Lynch's latest resonated with me in much the same way as two other films I experienced much more intensely than I'm wont to do: John Cassavetes' Love Streams and Jacques Rivette's Celine and Julie Go Boating. I'll refrain from slobbering and ejaculating all over my descriptions of these emotionally intense experiences (to see how embarrassing that can be, read Austin Chronicle editor Louis Black's unfortunate gushing pantswetting for Pan's Labyrinth). What these very different films have in common, and why I think I feel so strongly about them, is their uncompromising and single-minded devotion to a sustained, dreamlike trip into their authors' subconsious minds and obsessions (that Cassavetes' film is based on a play by Ted Allan does not contradict my statement--Cassavetes rewrote almost every line in the play, keeping only the characters' names, jobs, and relations to each other and kept his friend Allan's name on the film so the playwright could benefit financially). These three films were also written as they were shot, in collaboration with, and functioning as love letters to, the actors appearing in them. The three films also almost completely eschew plot in favor of character, mood, ellipses, and emotion while never sacrificing narrative drive or motivation, and contain many visual references to the directors' other works.

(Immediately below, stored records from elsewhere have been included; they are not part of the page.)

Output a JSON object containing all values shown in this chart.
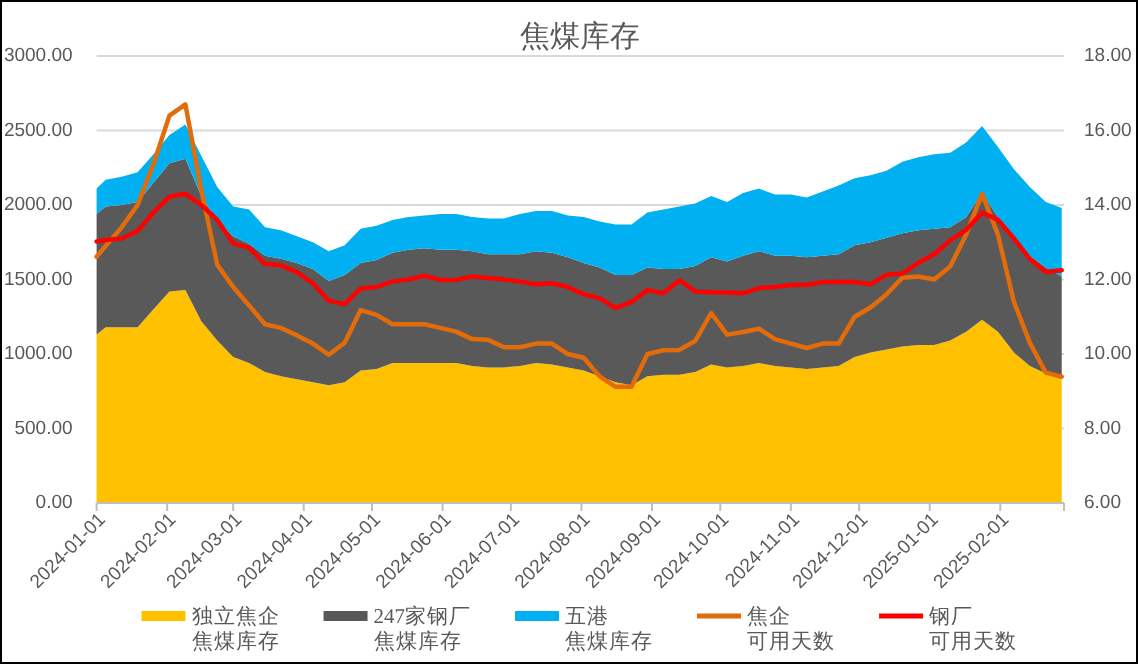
{
  "chart_data": {
    "type": "area",
    "title": "焦煤库存",
    "stacked": true,
    "grid": "y",
    "legend": "bottom",
    "x": [
      "2024-01-01",
      "2024-01-05",
      "2024-01-12",
      "2024-01-19",
      "2024-01-26",
      "2024-02-02",
      "2024-02-09",
      "2024-02-16",
      "2024-02-23",
      "2024-03-01",
      "2024-03-08",
      "2024-03-15",
      "2024-03-22",
      "2024-03-29",
      "2024-04-05",
      "2024-04-12",
      "2024-04-19",
      "2024-04-26",
      "2024-05-03",
      "2024-05-10",
      "2024-05-17",
      "2024-05-24",
      "2024-05-31",
      "2024-06-07",
      "2024-06-14",
      "2024-06-21",
      "2024-06-28",
      "2024-07-05",
      "2024-07-12",
      "2024-07-19",
      "2024-07-26",
      "2024-08-02",
      "2024-08-09",
      "2024-08-16",
      "2024-08-23",
      "2024-08-30",
      "2024-09-06",
      "2024-09-13",
      "2024-09-20",
      "2024-09-27",
      "2024-10-04",
      "2024-10-11",
      "2024-10-18",
      "2024-10-25",
      "2024-11-01",
      "2024-11-08",
      "2024-11-15",
      "2024-11-22",
      "2024-11-29",
      "2024-12-06",
      "2024-12-13",
      "2024-12-20",
      "2024-12-27",
      "2025-01-03",
      "2025-01-10",
      "2025-01-17",
      "2025-01-24",
      "2025-01-31",
      "2025-02-07",
      "2025-02-14",
      "2025-02-21",
      "2025-02-28"
    ],
    "xlim": [
      "2024-01-01",
      "2025-03-01"
    ],
    "xticks": [
      "2024-01-01",
      "2024-02-01",
      "2024-03-01",
      "2024-04-01",
      "2024-05-01",
      "2024-06-01",
      "2024-07-01",
      "2024-08-01",
      "2024-09-01",
      "2024-10-01",
      "2024-11-01",
      "2024-12-01",
      "2025-01-01",
      "2025-02-01",
      {
        "value": "2025-03-01",
        "label": null
      }
    ],
    "ylim": [
      0,
      3000
    ],
    "yticks": [
      {
        "value": 0,
        "label": "0.00"
      },
      {
        "value": 500,
        "label": "500.00"
      },
      {
        "value": 1000,
        "label": "1000.00"
      },
      {
        "value": 1500,
        "label": "1500.00"
      },
      {
        "value": 2000,
        "label": "2000.00"
      },
      {
        "value": 2500,
        "label": "2500.00"
      },
      {
        "value": 3000,
        "label": "3000.00"
      }
    ],
    "y2lim": [
      6,
      18
    ],
    "y2ticks": [
      {
        "value": 6,
        "label": "6.00"
      },
      {
        "value": 8,
        "label": "8.00"
      },
      {
        "value": 10,
        "label": "10.00"
      },
      {
        "value": 12,
        "label": "12.00"
      },
      {
        "value": 14,
        "label": "14.00"
      },
      {
        "value": 16,
        "label": "16.00"
      },
      {
        "value": 18,
        "label": "18.00"
      }
    ],
    "series": [
      {
        "name": "独立焦企焦煤库存",
        "color": "#ffc000",
        "values": [
          1130,
          1180,
          1180,
          1180,
          1300,
          1420,
          1430,
          1220,
          1090,
          980,
          940,
          880,
          850,
          830,
          810,
          790,
          810,
          890,
          900,
          940,
          940,
          940,
          940,
          940,
          920,
          910,
          910,
          920,
          940,
          930,
          910,
          890,
          850,
          810,
          790,
          850,
          860,
          860,
          880,
          930,
          910,
          920,
          940,
          920,
          910,
          900,
          910,
          920,
          980,
          1010,
          1030,
          1050,
          1060,
          1060,
          1090,
          1150,
          1230,
          1150,
          1010,
          920,
          870,
          850
        ]
      },
      {
        "name": "247家钢厂焦煤库存",
        "color": "#595959",
        "values": [
          810,
          810,
          820,
          840,
          850,
          860,
          880,
          840,
          800,
          810,
          800,
          780,
          790,
          780,
          760,
          700,
          720,
          720,
          730,
          740,
          760,
          770,
          760,
          760,
          770,
          760,
          760,
          750,
          750,
          750,
          740,
          720,
          730,
          720,
          740,
          730,
          710,
          710,
          710,
          720,
          710,
          740,
          750,
          740,
          750,
          750,
          750,
          750,
          750,
          740,
          750,
          760,
          770,
          780,
          760,
          770,
          850,
          770,
          750,
          740,
          710,
          670
        ]
      },
      {
        "name": "五港焦煤库存",
        "color": "#00b0f0",
        "values": [
          170,
          180,
          190,
          200,
          190,
          190,
          230,
          270,
          230,
          200,
          230,
          190,
          190,
          180,
          180,
          200,
          200,
          230,
          230,
          220,
          220,
          220,
          240,
          240,
          230,
          240,
          240,
          270,
          270,
          280,
          280,
          310,
          310,
          340,
          340,
          370,
          400,
          420,
          420,
          410,
          400,
          420,
          420,
          410,
          410,
          400,
          430,
          460,
          450,
          450,
          450,
          480,
          490,
          500,
          500,
          500,
          450,
          470,
          480,
          460,
          440,
          460
        ]
      },
      {
        "name": "焦企可用天数",
        "type": "line",
        "axis": "y2",
        "color": "#e26b0a",
        "values": [
          12.61,
          12.9,
          13.4,
          14.0,
          15.1,
          16.4,
          16.7,
          14.4,
          12.4,
          11.8,
          11.3,
          10.8,
          10.7,
          10.5,
          10.28,
          9.98,
          10.3,
          11.18,
          11.05,
          10.8,
          10.8,
          10.8,
          10.7,
          10.6,
          10.4,
          10.38,
          10.18,
          10.18,
          10.28,
          10.28,
          10.0,
          9.9,
          9.4,
          9.12,
          9.12,
          10.0,
          10.1,
          10.11,
          10.35,
          11.1,
          10.52,
          10.59,
          10.68,
          10.4,
          10.28,
          10.16,
          10.28,
          10.28,
          11.0,
          11.25,
          11.6,
          12.05,
          12.08,
          12.0,
          12.35,
          13.2,
          14.3,
          13.2,
          11.4,
          10.3,
          9.5,
          9.39
        ]
      },
      {
        "name": "钢厂可用天数",
        "type": "line",
        "axis": "y2",
        "color": "#ff0000",
        "values": [
          13.02,
          13.06,
          13.1,
          13.3,
          13.8,
          14.22,
          14.3,
          14.0,
          13.6,
          12.97,
          12.85,
          12.42,
          12.38,
          12.2,
          11.9,
          11.43,
          11.34,
          11.76,
          11.8,
          11.95,
          12.0,
          12.1,
          11.99,
          11.99,
          12.08,
          12.04,
          12.0,
          11.95,
          11.87,
          11.9,
          11.8,
          11.6,
          11.5,
          11.23,
          11.4,
          11.72,
          11.63,
          11.98,
          11.68,
          11.66,
          11.65,
          11.63,
          11.77,
          11.8,
          11.85,
          11.86,
          11.93,
          11.94,
          11.93,
          11.87,
          12.13,
          12.16,
          12.45,
          12.68,
          13.05,
          13.33,
          13.8,
          13.6,
          13.1,
          12.55,
          12.2,
          12.25
        ]
      }
    ]
  }
}
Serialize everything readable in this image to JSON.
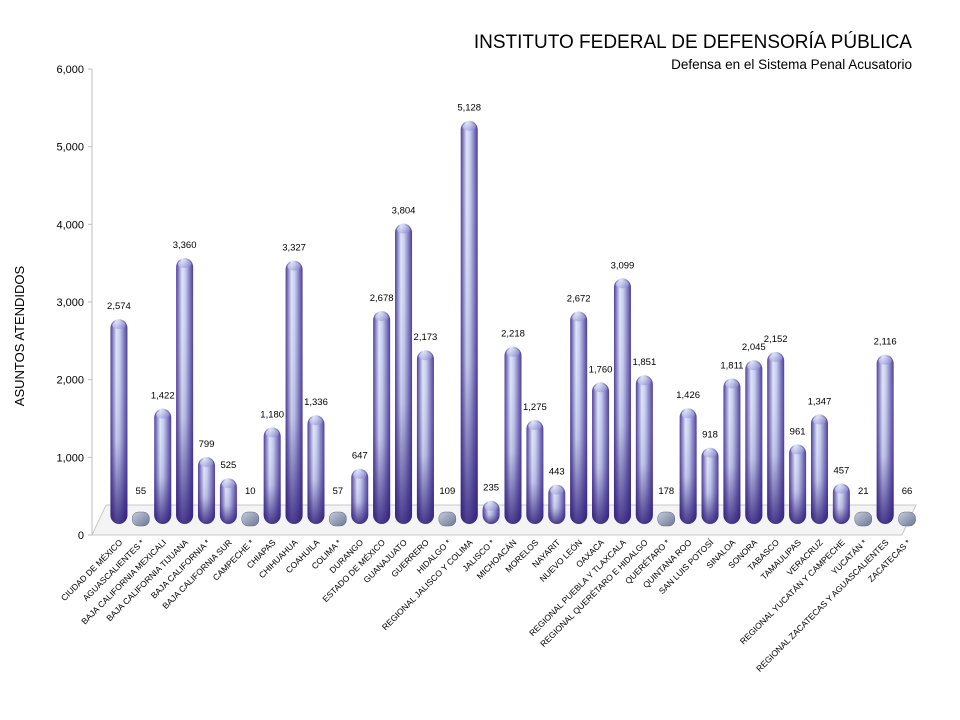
{
  "chart_data": {
    "type": "bar",
    "title": "INSTITUTO FEDERAL DE DEFENSORÍA PÚBLICA",
    "subtitle": "Defensa en el Sistema Penal Acusatorio",
    "ylabel": "ASUNTOS ATENDIDOS",
    "xlabel": "",
    "ylim": [
      0,
      6000
    ],
    "yticks": [
      "0",
      "1,000",
      "2,000",
      "3,000",
      "4,000",
      "5,000",
      "6,000"
    ],
    "grid": false,
    "legend": "none",
    "categories": [
      "CIUDAD DE MÉXICO",
      "AGUASCALIENTES *",
      "BAJA CALIFORNIA MEXICALI",
      "BAJA CALIFORNIA TIJUANA",
      "BAJA CALIFORNIA *",
      "BAJA CALIFORNIA SUR",
      "CAMPECHE *",
      "CHIAPAS",
      "CHIHUAHUA",
      "COAHUILA",
      "COLIMA *",
      "DURANGO",
      "ESTADO DE MÉXICO",
      "GUANAJUATO",
      "GUERRERO",
      "HIDALGO *",
      "REGIONAL JALISCO Y COLIMA",
      "JALISCO *",
      "MICHOACÁN",
      "MORELOS",
      "NAYARIT",
      "NUEVO LEÓN",
      "OAXACA",
      "REGIONAL PUEBLA Y TLAXCALA",
      "REGIONAL QUERÉTARO E HIDALGO",
      "QUERÉTARO *",
      "QUINTANA ROO",
      "SAN LUIS POTOSÍ",
      "SINALOA",
      "SONORA",
      "TABASCO",
      "TAMAULIPAS",
      "VERACRUZ",
      "REGIONAL YUCATÁN Y CAMPECHE",
      "YUCATÁN *",
      "REGIONAL ZACATECAS Y AGUASCALIENTES",
      "ZACATECAS *"
    ],
    "values": [
      2574,
      55,
      1422,
      3360,
      799,
      525,
      10,
      1180,
      3327,
      1336,
      57,
      647,
      2678,
      3804,
      2173,
      109,
      5128,
      235,
      2218,
      1275,
      443,
      2672,
      1760,
      3099,
      1851,
      178,
      1426,
      918,
      1811,
      2045,
      2152,
      961,
      1347,
      457,
      21,
      2116,
      66
    ],
    "labels": [
      "2,574",
      "55",
      "1,422",
      "3,360",
      "799",
      "525",
      "10",
      "1,180",
      "3,327",
      "1,336",
      "57",
      "647",
      "2,678",
      "3,804",
      "2,173",
      "109",
      "5,128",
      "235",
      "2,218",
      "1,275",
      "443",
      "2,672",
      "1,760",
      "3,099",
      "1,851",
      "178",
      "1,426",
      "918",
      "1,811",
      "2,045",
      "2,152",
      "961",
      "1,347",
      "457",
      "21",
      "2,116",
      "66"
    ],
    "colors": {
      "bar_light": "#e4eaf7",
      "bar_mid": "#9aa4da",
      "bar_dark": "#3d2a88",
      "floor": "#d0d0d0"
    }
  }
}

Lynch's film is in many ways his darkest. I don't remember ever being so frightened by a movie as I was by two of the images here. A friend of mine said she was close to having panic attacks a few times during her viewing of the film (she meant this as a compliment, by the way). But as Dennis Lim astutely points out in his review, "Mulholland Drive may be a more palatable film, but its reality is harsher: a dream overlaid on a nightmare. Inland Empire is almost all nightmare, and yet, through considerable exertions, it eventually blinks itself awake, or into a state of grace." The closing credits sequence is one of the most joyful scenes I've encountered, and pushed me out of the theater with a real sense of wonder and happiness toward the "wild at heart, and weird on top" world we're temporarily inhabiting.

Perhaps the most impressive aspect of the film is Lynch's sound design. The soundtrack (by which I mean every sound in the movie) could be listened to sans visuals and the experience would be just as intense. Lynch deftly layers low hums, whooshings, breaths, screams, extreme volume fluctuations, echos, chatter, finger snaps, and dissonance with music by Penderecki, Little Eva, Etta James, Beck, Nina Simone, and Lynch himself.

There are a million other things to say about this film, but I'll save them for the next time I watch it.

Reviews:
J. Hoberman
Jim Emerson
Jonathan Rosenbaum
Dennis Lim

1 comment:

steigrrr said...

i sent an email to my friend eric after i saw inland empire that said something like "as you know, i see a lot of movies, and i can honestly say that i have never before been affected in quite the same way as i was by this one." really. i also mentioned that at one (blessedly brief) point i panicked because wasn't sure whether i was watching a film or actually losing my mind (which, as far as i'm concerned, is really fucking impressive). i also laughed a lot at other moments, so it wasn't all nightmare.